The South San Francisco, CA-based company said it would push on, however, by shifting a secondary endpoint that it did meet in Phase IIb into the new primary endpoint for Phase III--with a trial start slated for next year.

This lowered its market cap to below $100 million but at the end of play yesterday, this had dropped by nearly half, to just $52 million.

But Allergan still paid top dollar for the biotech despite its sliding share price, with Allergan stumping an upfront payment of $28.35 per share, in cash, and up to $49.84 per share in Contingent Value Rights (CVRs). All in, this could be worth $1.69 billion. The biotech was worth $4.74 last night, but jumped by more than 600% premarket to $33 a share.

What does it get for its money? Well, it gets the immunomodulator CVC as well as the Phase I oral DPP-4 evogliptin, both of which are trying to hit the potential blockbuster NASH market, as well as gunning for other indications including inflammation, metabolic syndromes and fibrosis. Allergan said these would complement its own GI R&D pipeline.

NASH is a liver-scarring disease that affects millions of people and is growing alongside the high rates of obesity and diabetes, but has no approved therapies, with its commercial prospects spurring a frenzy of activity in R&D around the industry.

Despite the recent trial setbacks, Allergan and Tobira are both confident of moving forward with late-stage testing for CVC in NASH, adding Allergan to a growing list of pharmas and biotechs looking to get in on a disease that could yield $4 billion in peak annuals for the more successful meds.
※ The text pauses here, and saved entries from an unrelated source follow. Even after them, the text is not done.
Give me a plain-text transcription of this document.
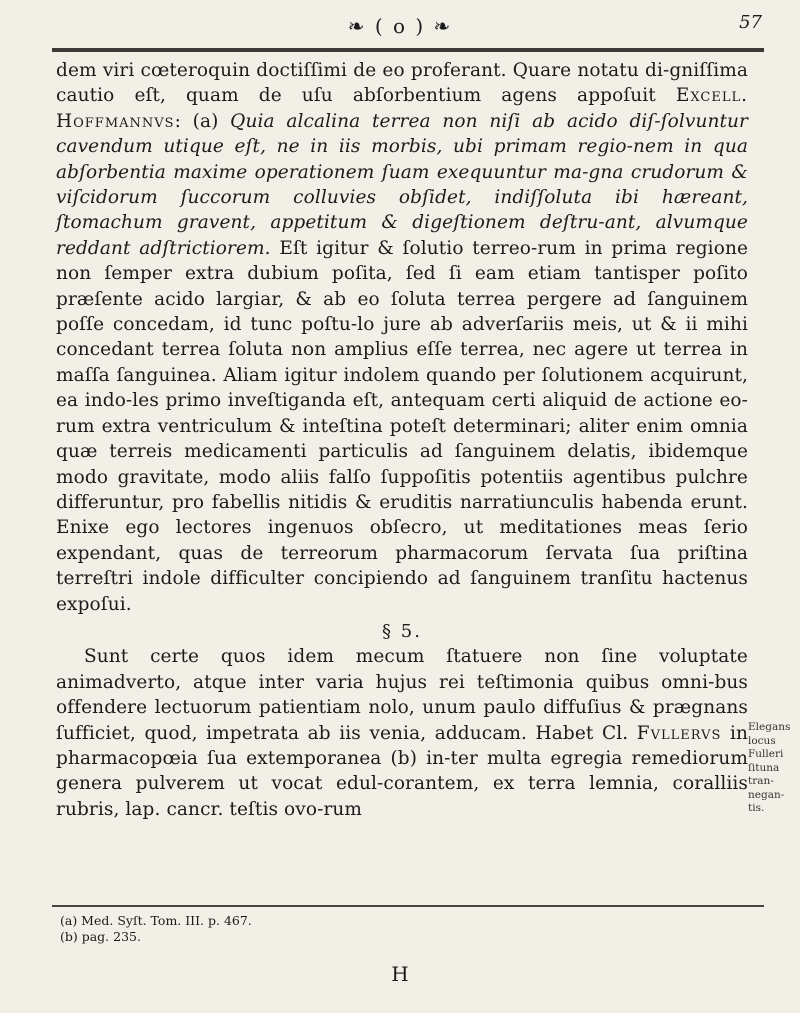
❧ ( o ) ❧	57

dem viri cœteroquin doctiſſimi de eo proferant. Quare notatu di-gniſſima cautio eſt, quam de uſu abſorbentium agens appoſuit Excell. Hoffmannvs: (a) Quia alcalina terrea non niſi ab acido diſ-ſolvuntur cavendum utique eſt, ne in iis morbis, ubi primam regio-nem in qua abſorbentia maxime operationem ſuam exequuntur ma-gna crudorum & viſcidorum ſuccorum colluvies obſidet, indiſſoluta ibi hæreant, ſtomachum gravent, appetitum & digeſtionem deſtru-ant, alvumque reddant adſtrictiorem. Eſt igitur & ſolutio terreo-rum in prima regione non ſemper extra dubium poſita, ſed ſi eam etiam tantisper poſito præſente acido largiar, & ab eo ſoluta terrea pergere ad ſanguinem poſſe concedam, id tunc poſtu-lo jure ab adverſariis meis, ut & ii mihi concedant terrea ſoluta non amplius eſſe terrea, nec agere ut terrea in maſſa ſanguinea. Aliam igitur indolem quando per ſolutionem acquirunt, ea indo-les primo inveſtiganda eſt, antequam certi aliquid de actione eo-rum extra ventriculum & inteſtina poteſt determinari; aliter enim omnia quæ terreis medicamenti particulis ad ſanguinem delatis, ibidemque modo gravitate, modo aliis falſo ſuppoſitis potentiis agentibus pulchre differuntur, pro fabellis nitidis & eruditis narratiunculis habenda erunt. Enixe ego lectores ingenuos obſecro, ut meditationes meas ſerio expendant, quas de terreorum pharmacorum ſervata ſua priſtina terreſtri indole difficulter concipiendo ad ſanguinem tranſitu hactenus expoſui.

§ 5.

Sunt certe quos idem mecum ſtatuere non ſine voluptate animadverto, atque inter varia hujus rei teſtimonia quibus omni-bus offendere lectuorum patientiam nolo, unum paulo diffuſius & prægnans ſufficiet, quod, impetrata ab iis venia, adducam. Habet Cl. Fvllervs in pharmacopœia ſua extemporanea (b) in-ter multa egregia remediorum genera pulverem ut vocat edul-corantem, ex terra lemnia, coralliis rubris, lap. cancr. teſtis ovo-rum

Elegans locus Fulleri ſituna tran-negan-tis.
(a) Med. Syſt. Tom. III. p. 467.
(b) pag. 235.
H
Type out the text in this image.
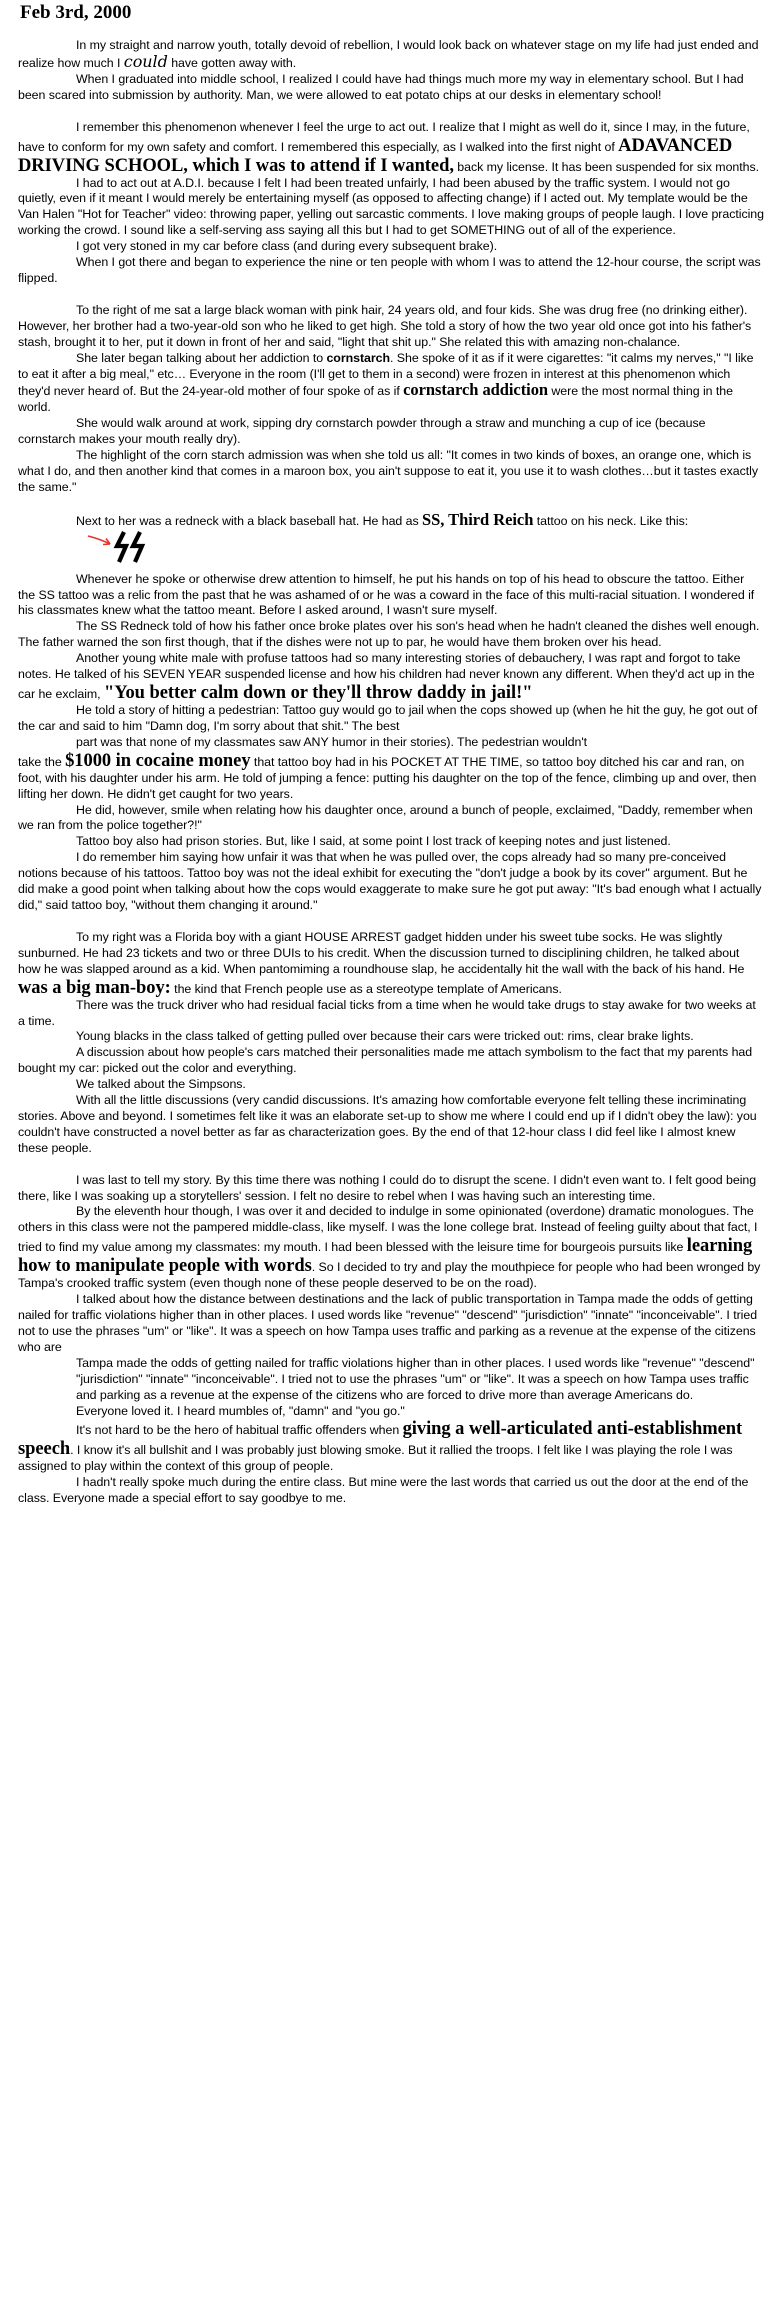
Feb 3rd, 2000

In my straight and narrow youth, totally devoid of rebellion, I would look back on whatever stage on my life had just ended and realize how much I could have gotten away with.

When I graduated into middle school, I realized I could have had things much more my way in elementary school. But I had been scared into submission by authority. Man, we were allowed to eat potato chips at our desks in elementary school!

I remember this phenomenon whenever I feel the urge to act out. I realize that I might as well do it, since I may, in the future, have to conform for my own safety and comfort. I remembered this especially, as I walked into the first night of ADAVANCED DRIVING SCHOOL, which I was to attend if I wanted, back my license. It has been suspended for six months.

I had to act out at A.D.I. because I felt I had been treated unfairly, I had been abused by the traffic system. I would not go quietly, even if it meant I would merely be entertaining myself (as opposed to affecting change) if I acted out. My template would be the Van Halen "Hot for Teacher" video: throwing paper, yelling out sarcastic comments. I love making groups of people laugh. I love practicing working the crowd. I sound like a self-serving ass saying all this but I had to get SOMETHING out of all of the experience.

I got very stoned in my car before class (and during every subsequent brake).

When I got there and began to experience the nine or ten people with whom I was to attend the 12-hour course, the script was flipped.

To the right of me sat a large black woman with pink hair, 24 years old, and four kids. She was drug free (no drinking either). However, her brother had a two-year-old son who he liked to get high. She told a story of how the two year old once got into his father's stash, brought it to her, put it down in front of her and said, "light that shit up." She related this with amazing non-chalance.

She later began talking about her addiction to cornstarch. She spoke of it as if it were cigarettes: "it calms my nerves," "I like to eat it after a big meal," etc… Everyone in the room (I'll get to them in a second) were frozen in interest at this phenomenon which they'd never heard of. But the 24-year-old mother of four spoke of as if cornstarch addiction were the most normal thing in the world.

She would walk around at work, sipping dry cornstarch powder through a straw and munching a cup of ice (because cornstarch makes your mouth really dry).

The highlight of the corn starch admission was when she told us all: "It comes in two kinds of boxes, an orange one, which is what I do, and then another kind that comes in a maroon box, you ain't suppose to eat it, you use it to wash clothes…but it tastes exactly the same."

Next to her was a redneck with a black baseball hat. He had as SS, Third Reich tattoo on his neck. Like this:

Whenever he spoke or otherwise drew attention to himself, he put his hands on top of his head to obscure the tattoo. Either the SS tattoo was a relic from the past that he was ashamed of or he was a coward in the face of this multi-racial situation. I wondered if his classmates knew what the tattoo meant. Before I asked around, I wasn't sure myself.

The SS Redneck told of how his father once broke plates over his son's head when he hadn't cleaned the dishes well enough. The father warned the son first though, that if the dishes were not up to par, he would have them broken over his head.

Another young white male with profuse tattoos had so many interesting stories of debauchery, I was rapt and forgot to take notes. He talked of his SEVEN YEAR suspended license and how his children had never known any different. When they'd act up in the car he exclaim, "You better calm down or they'll throw daddy in jail!"

He told a story of hitting a pedestrian: Tattoo guy would go to jail when the cops showed up (when he hit the guy, he got out of the car and said to him "Damn dog, I'm sorry about that shit." The best

part was that none of my classmates saw ANY humor in their stories). The pedestrian wouldn't

take the $1000 in cocaine money that tattoo boy had in his POCKET AT THE TIME, so tattoo boy ditched his car and ran, on foot, with his daughter under his arm. He told of jumping a fence: putting his daughter on the top of the fence, climbing up and over, then lifting her down. He didn't get caught for two years.

He did, however, smile when relating how his daughter once, around a bunch of people, exclaimed, "Daddy, remember when we ran from the police together?!"

Tattoo boy also had prison stories. But, like I said, at some point I lost track of keeping notes and just listened.

I do remember him saying how unfair it was that when he was pulled over, the cops already had so many pre-conceived notions because of his tattoos. Tattoo boy was not the ideal exhibit for executing the "don't judge a book by its cover" argument. But he did make a good point when talking about how the cops would exaggerate to make sure he got put away: "It's bad enough what I actually did," said tattoo boy, "without them changing it around."

To my right was a Florida boy with a giant HOUSE ARREST gadget hidden under his sweet tube socks. He was slightly sunburned. He had 23 tickets and two or three DUIs to his credit. When the discussion turned to disciplining children, he talked about how he was slapped around as a kid. When pantomiming a roundhouse slap, he accidentally hit the wall with the back of his hand. He was a big man-boy: the kind that French people use as a stereotype template of Americans.

There was the truck driver who had residual facial ticks from a time when he would take drugs to stay awake for two weeks at a time.

Young blacks in the class talked of getting pulled over because their cars were tricked out: rims, clear brake lights.

A discussion about how people's cars matched their personalities made me attach symbolism to the fact that my parents had bought my car: picked out the color and everything.

We talked about the Simpsons.

With all the little discussions (very candid discussions. It's amazing how comfortable everyone felt telling these incriminating stories. Above and beyond. I sometimes felt like it was an elaborate set-up to show me where I could end up if I didn't obey the law): you couldn't have constructed a novel better as far as characterization goes. By the end of that 12-hour class I did feel like I almost knew these people.

I was last to tell my story. By this time there was nothing I could do to disrupt the scene. I didn't even want to. I felt good being there, like I was soaking up a storytellers' session. I felt no desire to rebel when I was having such an interesting time.

By the eleventh hour though, I was over it and decided to indulge in some opinionated (overdone) dramatic monologues. The others in this class were not the pampered middle-class, like myself. I was the lone college brat. Instead of feeling guilty about that fact, I tried to find my value among my classmates: my mouth. I had been blessed with the leisure time for bourgeois pursuits like learning how to manipulate people with words. So I decided to try and play the mouthpiece for people who had been wronged by Tampa's crooked traffic system (even though none of these people deserved to be on the road).

I talked about how the distance between destinations and the lack of public transportation in Tampa made the odds of getting nailed for traffic violations higher than in other places. I used words like "revenue" "descend" "jurisdiction" "innate" "inconceivable". I tried not to use the phrases "um" or "like". It was a speech on how Tampa uses traffic and parking as a revenue at the expense of the citizens who are

Tampa made the odds of getting nailed for traffic violations higher than in other places. I used words like "revenue" "descend" "jurisdiction" "innate" "inconceivable". I tried not to use the phrases "um" or "like". It was a speech on how Tampa uses traffic and parking as a revenue at the expense of the citizens who are forced to drive more than average Americans do.

Everyone loved it. I heard mumbles of, "damn" and "you go."

It's not hard to be the hero of habitual traffic offenders when giving a well-articulated anti-establishment speech. I know it's all bullshit and I was probably just blowing smoke. But it rallied the troops. I felt like I was playing the role I was assigned to play within the context of this group of people.

I hadn't really spoke much during the entire class. But mine were the last words that carried us out the door at the end of the class. Everyone made a special effort to say goodbye to me.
“We are delighted that cenicriviroc will be rapidly advancing into Phase III studies under the stewardship of Allergan, an industry leader with world class capabilities in advancing novel treatment options to patients across the globe, and I look forward to the future success of this partnership," said Dennis Podlesak, chairman of Tobira.

Intercept Pharmaceuticals ($ICPT) is one of the leaders in hoping to be the first to market in NASH, while Gilead Sciences ($GILD) splashed into the space with a $470 million deal for a Phase II NASH treatment and more recently struck the potentially $1.2 billion deal with Nimbus and its early-stage NASH drug--with hepatitis C experts at Enanta Pharmaceuticals ($ENTA) and Genfit also entering the field.

Back in April, Tobira signed a licensing deal with Korea’s Dong-A ST to help turn its recently approved DPP-4 diabetes drug into a new fatty liver combo treatment in a deal worth around $80 million.

Dong-A ST and Tobira inked two licensing deals that saw Tobira acquire exclusive rights to develop and market the diabetes treatment evogliptin in combination with CVC, while also seeing the company develop the drug as a single agent in North America, Europe and Australia in all of its indications.

Evogliptin is currently approved in Korea (but not in the U.S.), where it is known as Suganon. The drug is licensed for type II diabetes patients to help lower their sugar levels and was launched just this year.

Tobira had been seeking an IPO but dropped its plans last year as many companies began to struggle to get their IPOS off as headwinds abounded. It did however pull off a reverse merger with Regado Biosciences, raising $70 million for its R&D war chest.